Executives also pointed to operational initiatives aimed at strengthening the company’s local station portfolio and digital growth. During the quarter, Gray entered into a historic station swap and three additional acquisition agreements that will expand its footprint into six new markets and create 11 new Big Four network duopolies once closed.

President and Co-CEO Pat LaPlatney said Gray’s core ad revenue grew year over year despite political displacement and competition from the Summer Olympics. “Our new local direct business in Q3 2024 was up almost 14 percent over Q3 2023,” he said. “Since August, we’ve identified and begun implementing various initiatives that will allow us to reduce our operating expense run rate by approximately $60 million on an annualized basis.”

Chief Operating Officer Sandy Breland highlighted the company’s growing slate of sports rights and local content. “In late September, we announced a significant media rights deal with the New Orleans Pelicans,” she said. “It brings every non-national Pelicans NBA game to 4.1 million households through our new Gulf Coast Sports and Entertainment Network.”

Breland added that the company’s local newscasts remain a key differentiator.

“Collectively, our 5 p.m. newscasts averaged 4.4 million viewers,” she said. “That’s 25 percent more than Fox News’s ‘The Five,’ despite reaching less than half as many homes.
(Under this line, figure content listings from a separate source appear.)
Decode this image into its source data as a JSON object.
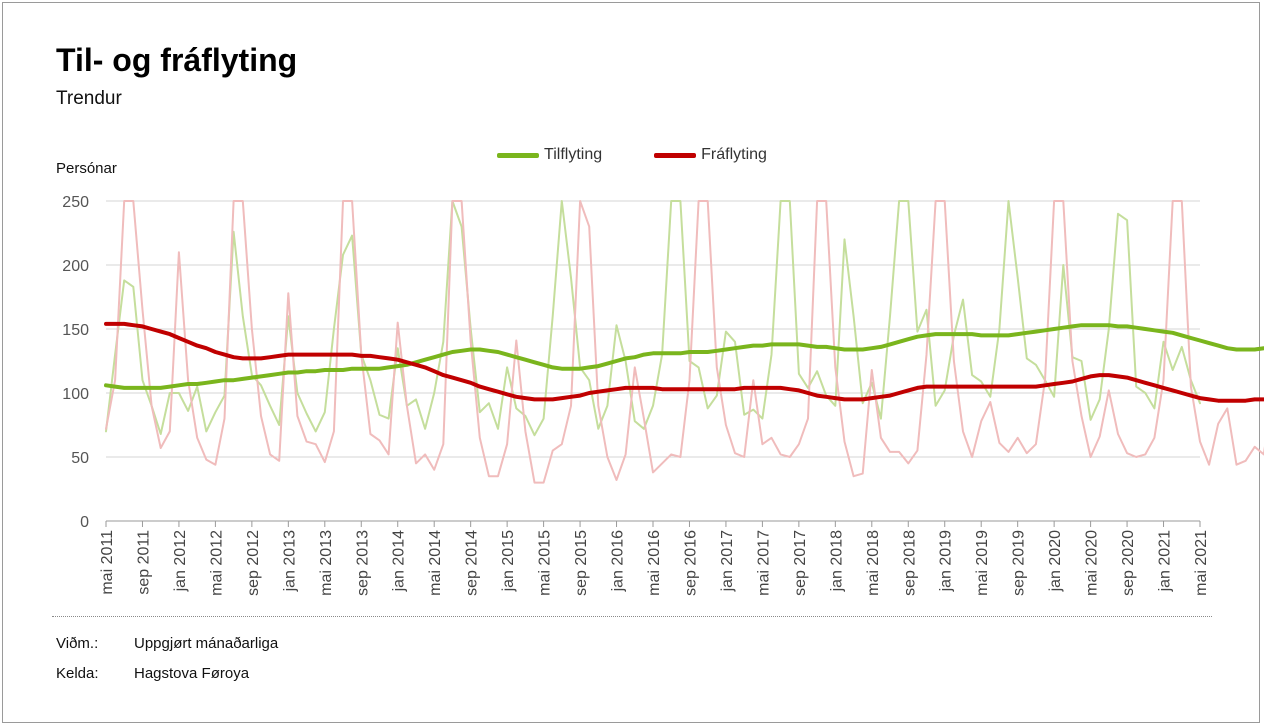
{
  "title": "Til- og fráflyting",
  "subtitle": "Trendur",
  "footer": {
    "unit_key": "Viðm.:",
    "unit_value": "Uppgjørt mánaðarliga",
    "source_key": "Kelda:",
    "source_value": "Hagstova Føroya"
  },
  "chart_data": {
    "type": "line",
    "title": "Til- og fráflyting",
    "subtitle": "Trendur",
    "ylabel": "Persónar",
    "xlabel": "",
    "ylim": [
      0,
      250
    ],
    "yticks": [
      0,
      50,
      100,
      150,
      200,
      250
    ],
    "grid": true,
    "legend_position": "top-center",
    "x_start": "2011-05",
    "x_end": "2021-05",
    "tick_labels": [
      "mai 2011",
      "sep 2011",
      "jan 2012",
      "mai 2012",
      "sep 2012",
      "jan 2013",
      "mai 2013",
      "sep 2013",
      "jan 2014",
      "mai 2014",
      "sep 2014",
      "jan 2015",
      "mai 2015",
      "sep 2015",
      "jan 2016",
      "mai 2016",
      "sep 2016",
      "jan 2017",
      "mai 2017",
      "sep 2017",
      "jan 2018",
      "mai 2018",
      "sep 2018",
      "jan 2019",
      "mai 2019",
      "sep 2019",
      "jan 2020",
      "mai 2020",
      "sep 2020",
      "jan 2021",
      "mai 2021"
    ],
    "series": [
      {
        "name": "Tilflyting",
        "kind": "trend",
        "color": "#7ab51d",
        "values": [
          106,
          105,
          104,
          104,
          104,
          104,
          104,
          105,
          106,
          107,
          107,
          108,
          109,
          110,
          110,
          111,
          112,
          113,
          114,
          115,
          116,
          116,
          117,
          117,
          118,
          118,
          118,
          119,
          119,
          119,
          119,
          120,
          121,
          122,
          124,
          126,
          128,
          130,
          132,
          133,
          134,
          134,
          133,
          132,
          130,
          128,
          126,
          124,
          122,
          120,
          119,
          119,
          119,
          120,
          121,
          123,
          125,
          127,
          128,
          130,
          131,
          131,
          131,
          131,
          132,
          132,
          132,
          133,
          134,
          135,
          136,
          137,
          137,
          138,
          138,
          138,
          138,
          137,
          136,
          136,
          135,
          134,
          134,
          134,
          135,
          136,
          138,
          140,
          142,
          144,
          145,
          146,
          146,
          146,
          146,
          146,
          145,
          145,
          145,
          145,
          146,
          147,
          148,
          149,
          150,
          151,
          152,
          153,
          153,
          153,
          153,
          152,
          152,
          151,
          150,
          149,
          148,
          147,
          145,
          143,
          141,
          139,
          137,
          135,
          134,
          134,
          134,
          135,
          135,
          136,
          138,
          140,
          142
        ]
      },
      {
        "name": "Fráflyting",
        "kind": "trend",
        "color": "#c00000",
        "values": [
          154,
          154,
          154,
          153,
          152,
          150,
          148,
          146,
          143,
          140,
          137,
          135,
          132,
          130,
          128,
          127,
          127,
          127,
          128,
          129,
          130,
          130,
          130,
          130,
          130,
          130,
          130,
          130,
          129,
          129,
          128,
          127,
          126,
          124,
          122,
          120,
          117,
          114,
          112,
          110,
          108,
          105,
          103,
          101,
          99,
          97,
          96,
          95,
          95,
          95,
          96,
          97,
          98,
          100,
          101,
          102,
          103,
          104,
          104,
          104,
          104,
          103,
          103,
          103,
          103,
          103,
          103,
          103,
          103,
          103,
          104,
          104,
          104,
          104,
          104,
          103,
          102,
          100,
          98,
          97,
          96,
          95,
          95,
          95,
          96,
          97,
          98,
          100,
          102,
          104,
          105,
          105,
          105,
          105,
          105,
          105,
          105,
          105,
          105,
          105,
          105,
          105,
          105,
          106,
          107,
          108,
          109,
          111,
          113,
          114,
          114,
          113,
          112,
          110,
          108,
          106,
          104,
          102,
          100,
          98,
          96,
          95,
          94,
          94,
          94,
          94,
          95,
          95,
          96,
          96,
          97,
          98,
          98
        ]
      },
      {
        "name": "",
        "kind": "raw-monthly",
        "color": "#c5de9c",
        "values": [
          70,
          130,
          188,
          183,
          110,
          90,
          68,
          100,
          100,
          86,
          105,
          70,
          85,
          98,
          226,
          160,
          114,
          106,
          90,
          75,
          160,
          100,
          84,
          70,
          85,
          150,
          208,
          223,
          130,
          110,
          83,
          80,
          135,
          90,
          95,
          72,
          100,
          140,
          260,
          230,
          150,
          85,
          92,
          72,
          120,
          88,
          82,
          67,
          80,
          160,
          280,
          190,
          120,
          110,
          72,
          90,
          153,
          125,
          78,
          72,
          90,
          130,
          270,
          265,
          125,
          120,
          88,
          98,
          148,
          140,
          83,
          87,
          80,
          130,
          265,
          260,
          115,
          104,
          117,
          98,
          90,
          220,
          160,
          92,
          108,
          80,
          160,
          265,
          250,
          148,
          165,
          90,
          102,
          145,
          173,
          114,
          109,
          97,
          150,
          270,
          190,
          127,
          122,
          110,
          97,
          200,
          128,
          125,
          79,
          95,
          150,
          240,
          235,
          105,
          100,
          88,
          140,
          118,
          136,
          110,
          92
        ]
      },
      {
        "name": "",
        "kind": "raw-monthly",
        "color": "#f0bcbc",
        "values": [
          72,
          110,
          270,
          280,
          165,
          90,
          57,
          70,
          210,
          110,
          65,
          48,
          44,
          80,
          290,
          280,
          150,
          82,
          52,
          47,
          178,
          82,
          62,
          60,
          46,
          70,
          290,
          280,
          130,
          68,
          63,
          52,
          155,
          90,
          45,
          52,
          40,
          60,
          270,
          255,
          140,
          65,
          35,
          35,
          60,
          141,
          70,
          30,
          30,
          55,
          60,
          90,
          260,
          230,
          90,
          50,
          32,
          52,
          120,
          80,
          38,
          45,
          52,
          50,
          110,
          290,
          270,
          120,
          75,
          53,
          50,
          110,
          60,
          65,
          52,
          50,
          60,
          80,
          290,
          280,
          120,
          62,
          35,
          37,
          118,
          65,
          54,
          54,
          45,
          55,
          130,
          290,
          270,
          125,
          70,
          50,
          78,
          93,
          61,
          54,
          65,
          53,
          60,
          110,
          290,
          275,
          125,
          82,
          50,
          66,
          102,
          68,
          53,
          50,
          52,
          65,
          110,
          285,
          280,
          105,
          62,
          44,
          76,
          88,
          44,
          47,
          58,
          52,
          100
        ]
      }
    ]
  }
}
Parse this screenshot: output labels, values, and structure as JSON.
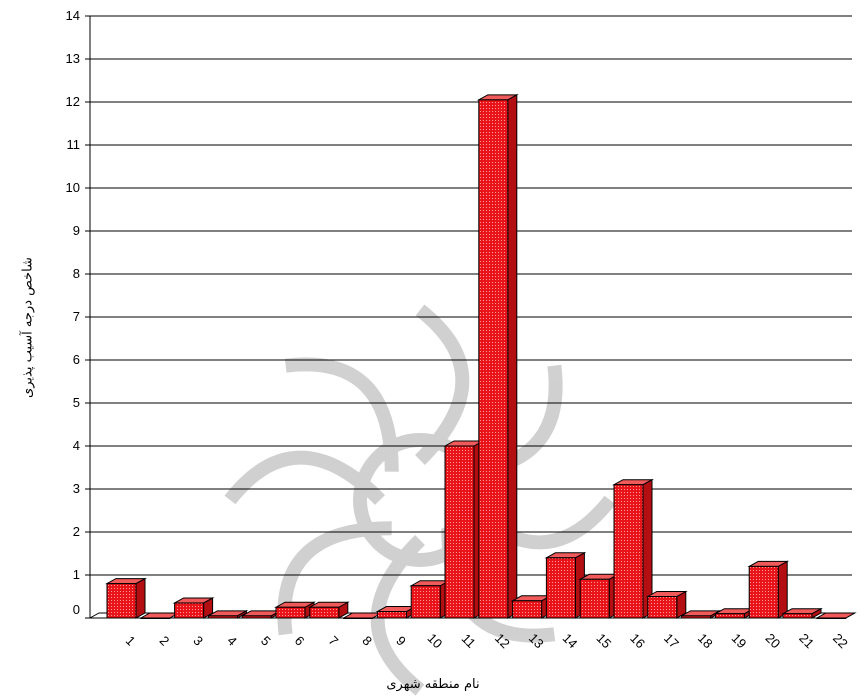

That is the power and reach of local broadcast television.”

Looking ahead, executives expressed cautious optimism about advertising trends heading into 2025. LaPlatney said the company has begun to see “some green shoots” in recent days, suggesting modest improvement in the post-election environment.

Howell said Gray is focused on “being a stronger, more efficient and impactful company that is best equipped to compete in the ever-changing business environment.”

For the fourth quarter, Gray expects total revenue between $767 million and $782 million, with core advertising in the range of $380 million to $390 million and political advertising of $7 million to $8 million.